The United Nations Security Council on Tuesday voted to remove the ban on the exports of timber by Liberia for 90 days but keep the restrictions on the trade of Liberian rough diamonds.
A resolution passed unanimously by the 15-nation council said the body decided not to renew the measure that "obligates (UN) member states to prevent the import into their territories of all round log and timber products originating in Liberia."
The council threatened to reinstate the timber embargo on Liberia if the country has not passed appropriate forestry legislation.
Meanwhile, the council determined that the situation in Liberia continued to pose a threat to international peace and security and decided to extend for six months measures aimed at preventing the import of rough diamonds from the West African nation.
But the council said it would review the diamond trade ban four months after the adoption of the new resolution.

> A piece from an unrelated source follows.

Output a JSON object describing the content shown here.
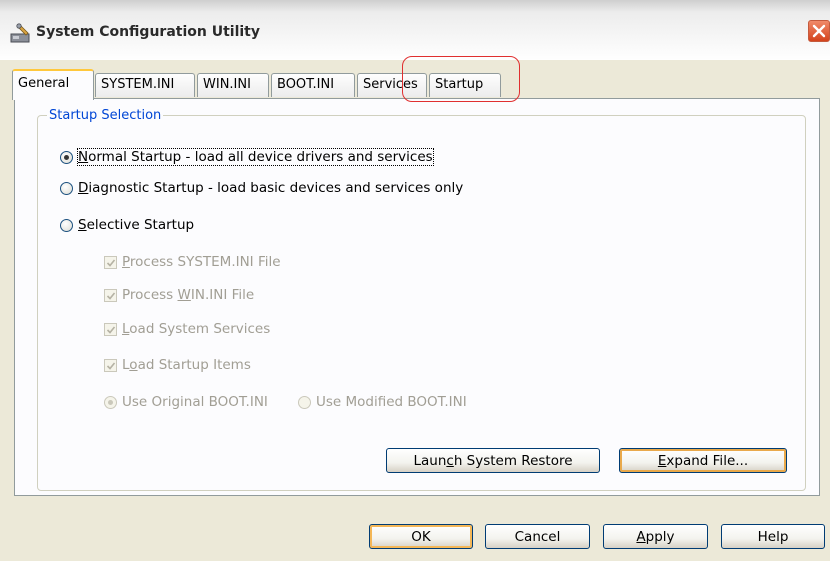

The Security Council imposed the sanctions on Liberia in 2000 to stop the government of President Charles Taylor and rebels from trading diamonds and timber for arms. Taylor, a war crimes suspect, was forced to flee the country in 2005 and was handed over to the Sierra Leone Special Court by Nigeria in March.
After the ouster of Taylor, Liberia has appealed several times to the Security Council for the removal of sanctions on the country, which also include an arms embargo. The timber and diamond industries are two pillars of Liberia's war-battered economy.